Through the House1000 initiative, now rebranded as “All In Mile High,” four hotels were converted into transitional housing to help move people off the streets: a former Best Western at 4595 N. Quebec; the Radisson Hotel at 4849 Bannock; the Embassy Suites at 7525 E. Hampden; and the Navigation Center, where the homicides occurred.

Safety and how the city would manage safety at the shelter sites were major concerns for nearby residents.

Since November, right around the time when the Navigation Campus opened, DPD has received 446 service calls to the campus’ address, according to DPD data received on March 18.

Of those calls, about 38 incidents were elevated, meaning a report was filed and investigations occurred, according to DPD’s public crime map, which was last updated on March 18.

Most of the calls were listed as “other crimes” and according to DPD’s crime data, those crimes mainly consisted of criminal trespassing or court order violations. Other elevated calls were for “other crimes against a person” or “simple assault” (which is a misdemeanor) and drug and alcohol. There were three calls for aggravated assault.

DPD officials said high service calls with lower elevated incident numbers are typical, especially at places with a higher density of people.

"Quite often, a call for service does not rise to the level of a crime or a report that requires follow-up form an investigator," DPD said. "For instance, if the call is of a welfare check or a suspicious occurrence and there is nothing to support there being an accident or law violation, a report will not be completed. Locations such as apartment complexes or hotels often have higher instances of calls for service due to the amount of people residing in those areas."

At a December 2023 community meeting focused on the Hampden hotel in southeast Denver, where many residents voiced strong disapproval for its opening, DPD Chief Ron Thomas echoed the same sentiment adding that the department generally responds to more calls at encampments than hotel shelters.

A woman who declined to give her name holds protest signs outside of Hamilton Middle School, where Mayor Mike Johnston is holding a public meeting at about his plan to shelter unhoused families with kids in a nearby hotel. Dec. 16, 2023.
Kevin J. Beaty/Denverite

DPD added that it is reasonable to see a high number of calls at the shelters because those calls are similar to those from encampments, especially welfare checks.

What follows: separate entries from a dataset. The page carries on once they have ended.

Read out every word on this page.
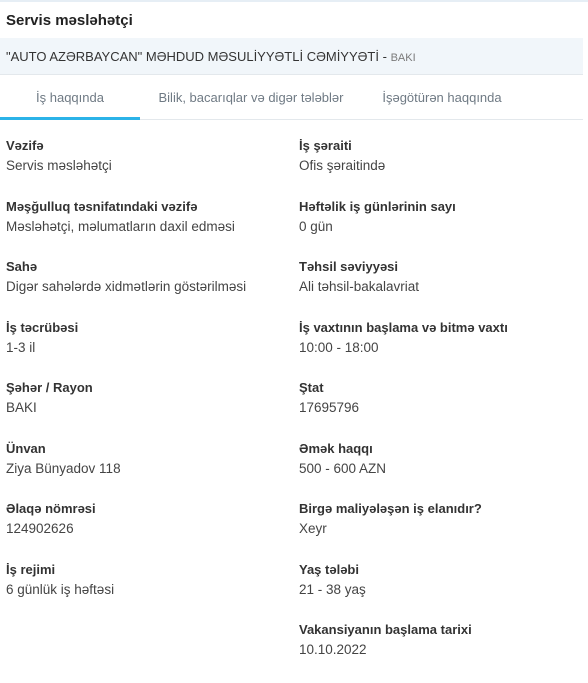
Servis məsləhətçi
"AUTO AZƏRBAYCAN" MƏHDUD MƏSULİYYƏTLİ CƏMİYYƏTİ - BAKI
İş haqqında	Bilik, bacarıqlar və digər tələblər	İşəgötürən haqqında
Vəzifə
Servis məsləhətçi
Məşğulluq təsnifatındaki vəzifə
Məsləhətçi, məlumatların daxil edməsi
Sahə
Digər sahələrdə xidmətlərin göstərilməsi
İş təcrübəsi
1-3 il
Şəhər / Rayon
BAKI
Ünvan
Ziya Bünyadov 118
Əlaqə nömrəsi
124902626
İş rejimi
6 günlük iş həftəsi
İş şəraiti
Ofis şəraitində
Həftəlik iş günlərinin sayı
0 gün
Təhsil səviyyəsi
Ali təhsil-bakalavriat
İş vaxtının başlama və bitmə vaxtı
10:00 - 18:00
Ştat
17695796
Əmək haqqı
500 - 600 AZN
Birgə maliyələşən iş elanıdır?
Xeyr
Yaş tələbi
21 - 38 yaş
Vakansiyanın başlama tarixi
10.10.2022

"Certainly officers responded to numerous calls for service at large encampments and it is reasonable to expect that similar calls for service will be reported with the same population being indoors as calls are often made to check the welfare of residents," DPD said.

But calls and elevated reports are significantly lower at the other hotels.

The Hampden hotel opened in December but has received 181 calls since Nov. 1. DPD has worked on six incidents, including the stabbing of two individuals in January. The stabbings are the only listed aggravated assault crimes at the hotel and DPD said arrests were made in that incident.

The former Best Western has received 130 and DPD has worked on eight incidents, while the Radisson has received 110 with 13 elevated incidents.

According to the All In dashboard and city officials, six people have died in the program, not including the two recent deaths. It’s unclear how the other deaths occurred.

City officials said they will continue to address safety measures as the All In initiative continues.

Among other changes recently announced, officials also said that Cole Chandler, Mayor Johnston's Senior Advisor for Homelessness Resolution, will be appointed as the Senior Advisor and Deputy Director of All In Mile High.

With the appointment, he will be “taking on a hands-on leadership role at the former DoubleTree Hotel in partnership with The Salvation Army” and he would be “responsible for oversight of ALL unsheltered response and outreach efforts including ensuring contracted outcomes at the All In Mile High sites,” according to a statement from the mayor’s office.

Editor's Note: This story has been updated to include comments from DPD regarding service call numbers.